Everyday Courage

Everyday courage has few witnesses. But yours is no less noble because no drum beats for you and no crowds shout your name. Robert Louis Stevenson

My favorite poem by Jack Gilbert is called “The Abnormal Is Not Courage”. In it, Gilbert writes first about what courage is not — “not the marvelous act”, “not Macbeth with the fine speeches”, “not the exception”. Instead, he says, courage is “the beauty that is of many days. Steady and clear.”

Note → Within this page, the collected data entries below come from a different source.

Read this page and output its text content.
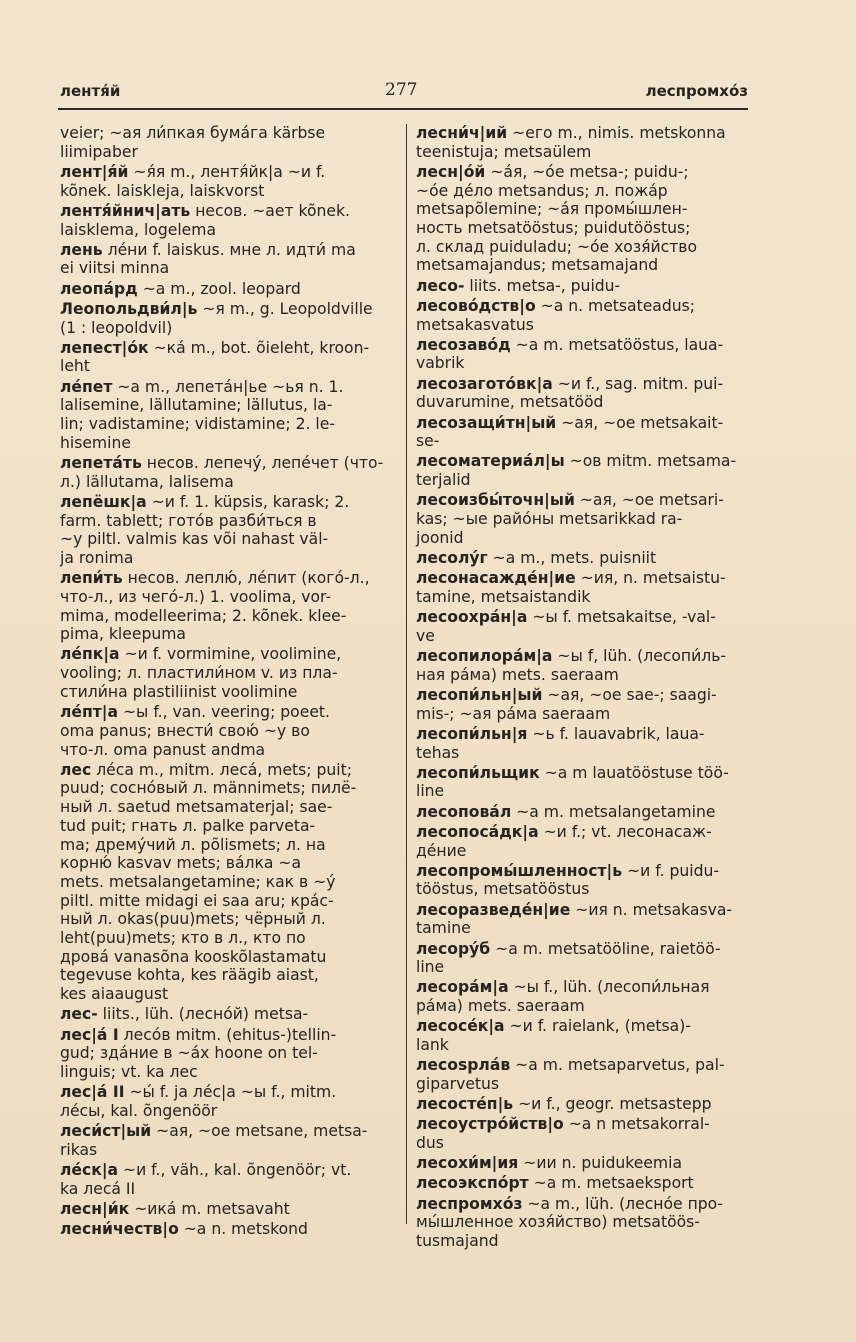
лентя́й	277	леспромхо́з
veier; ~ая ли́пкая бума́га kärbse
liimipaber
лент|я́й ~я́я m., лентя́йк|а ~и f.
kõnek. laiskleja, laiskvorst
лентя́йнич|ать несов. ~ает kõnek.
laisklema, logelema
лень ле́ни f. laiskus. мне л. идти́ ma
ei viitsi minna
леопа́рд ~а m., zool. leopard
Леопольдви́л|ь ~я m., g. Leopoldville
(1 : leopoldvil)
лепест|о́к ~ка́ m., bot. õieleht, kroon-
leht
ле́пет ~а m., лепета́н|ье ~ья n. 1.
lalisemine, lällutamine; lällutus, la-
lin; vadistamine; vidistamine; 2. le-
hisemine
лепета́ть несов. лепечу́, лепе́чет (что-
л.) lällutama, lalisema
лепёшк|а ~и f. 1. küpsis, karask; 2.
farm. tablett; гото́в разби́ться в
~у piltl. valmis kas või nahast väl-
ja ronima
лепи́ть несов. леплю́, ле́пит (кого́-л.,
что-л., из чего́-л.) 1. voolima, vor-
mima, modelleerima; 2. kõnek. klee-
pima, kleepuma
ле́пк|а ~и f. vormimine, voolimine,
vooling; л. пластили́ном v. из пла-
стили́на plastiliinist voolimine
ле́пт|а ~ы f., van. veering; poeet.
oma panus; внести́ свою́ ~у во
что-л. oma panust andma
лес ле́са m., mitm. леса́, mets; puit;
puud; сосно́вый л. männimets; пилё-
ный л. saetud metsamaterjal; sae-
tud puit; гнать л. palke parveta-
ma; дрему́чий л. põlismets; л. на
корню́ kasvav mets; ва́лка ~а
mets. metsalangetamine; как в ~у́
piltl. mitte midagi ei saa aru; кра́с-
ный л. okas(puu)mets; чёрный л.
leht(puu)mets; кто в л., кто по
дрова́ vanasõna kooskõlastamatu
tegevuse kohta, kes räägib aiast,
kes aiaaugust
лес- liits., lüh. (лесно́й) metsa-
лес|а́ I лесо́в mitm. (ehitus-)tellin-
gud; зда́ние в ~а́х hoone on tel-
linguis; vt. ka лес
лес|а́ II ~ы́ f. ja ле́с|а ~ы f., mitm.
ле́сы, kal. õngenöör
леси́ст|ый ~ая, ~ое metsane, metsa-
rikas
ле́ск|а ~и f., väh., kal. õngenöör; vt.
ka леса́ II
лесн|и́к ~ика́ m. metsavaht
лесни́честв|о ~а n. metskond
лесни́ч|ий ~его m., nimis. metskonna
teenistuja; metsaülem
лесн|о́й ~а́я, ~о́е metsa-; puidu-;
~о́е де́ло metsandus; л. пожа́р
metsapõlemine; ~а́я промы́шлен-
ность metsatööstus; puidutööstus;
л. склад puiduladu; ~о́е хозя́йство
metsamajandus; metsamajand
лесо- liits. metsa-, puidu-
лесово́дств|о ~а n. metsateadus;
metsakasvatus
лесозаво́д ~а m. metsatööstus, laua-
vabrik
лесозагото́вк|а ~и f., sag. mitm. pui-
duvarumine, metsatööd
лесозащи́тн|ый ~ая, ~ое metsakait-
se-
лесоматериа́л|ы ~ов mitm. metsama-
terjalid
лесоизбы́точн|ый ~ая, ~ое metsari-
kas; ~ые райо́ны metsarikkad ra-
joonid
лесолу́г ~а m., mets. puisniit
лесонасажде́н|ие ~ия, n. metsaistu-
tamine, metsaistandik
лесоохра́н|а ~ы f. metsakaitse, -val-
ve
лесопилора́м|а ~ы f, lüh. (лесопи́ль-
ная ра́ма) mets. saeraam
лесопи́льн|ый ~ая, ~ое sae-; saagi-
mis-; ~ая ра́ма saeraam
лесопи́льн|я ~ь f. lauavabrik, laua-
tehas
лесопи́льщик ~а m lauatööstuse töö-
line
лесопова́л ~а m. metsalangetamine
лесопоса́дк|а ~и f.; vt. лесонасаж-
де́ние
лесопромы́шленност|ь ~и f. puidu-
tööstus, metsatööstus
лесоразведе́н|ие ~ия n. metsakasva-
tamine
лесору́б ~а m. metsatööline, raietöö-
line
лесора́м|а ~ы f., lüh. (лесопи́льная
ра́ма) mets. saeraam
лесосе́к|а ~и f. raielank, (metsa)-
lank
лесospла́в ~а m. metsaparvetus, pal-
giparvetus
лесосте́п|ь ~и f., geogr. metsastepp
лесоустро́йств|о ~а n metsakorral-
dus
лесохи́м|ия ~ии n. puidukeemia
лесоэкспо́рт ~а m. metsaeksport
леспромхо́з ~а m., lüh. (лесно́е про-
мы́шленное хозя́йство) metsatöös-
tusmajand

I think of this poem all the time now. About how my definition of courage has changed. About how often I’ve seen everyday courage exhibited over and over by people who are broken and grieving.

For me, courage is ..

  • getting out of bed after your only child dies.
  • going to the grocery store, hours or days after your beloved dies, knowing that you are sure to run into someone you know, and going anyway.
  • answering the phone when the hospital pharmacy calls and explaining why you don’t need any more medical supplies.
  • going back to work.
  • opening your home to close friends the weekend of their son’s funeral, even though the mere fact of their being there will trigger the most painful memories of your only son’s death three years earlier.
  • dropping everything to spend time with a dear friend after she calls sobbing and begging for reassurance that she can survive the death of her son, knowing that the conversation will force you to relive the details and immediate aftermath of your daughter’s death.
  • showing up to volunteer in your son’s elementary school classroom, even though two weeks earlier, you had two children attending that school.
  • going to a wedding, graduation, baby shower or any other life event that your child didn’t live long enough to experience.
  • attending a social gathering despite knowing there will be people there who don’t know that your beloved has been dead for six months.
  • reaching out to someone else whose child, spouse, parent, sibling has died and putting aside your own grief to comfort them.
  • sharing the story of how your beloved died, knowing that even though most people will be heartbroken for you, others will be judging you and him/her.
  • opening your heart to new friendships even though you’d rather stay home curled up in a ball.
  • “staying in the arena” by creating a nonprofit, a blood drive, an endowment, a fundraiser to try to help others who are struggling with the same disease, addiction, mental illness that your child died from.
  • answering questions like “Are you married?”, “Do you have any brothers or sisters?” and “How many children do you have?”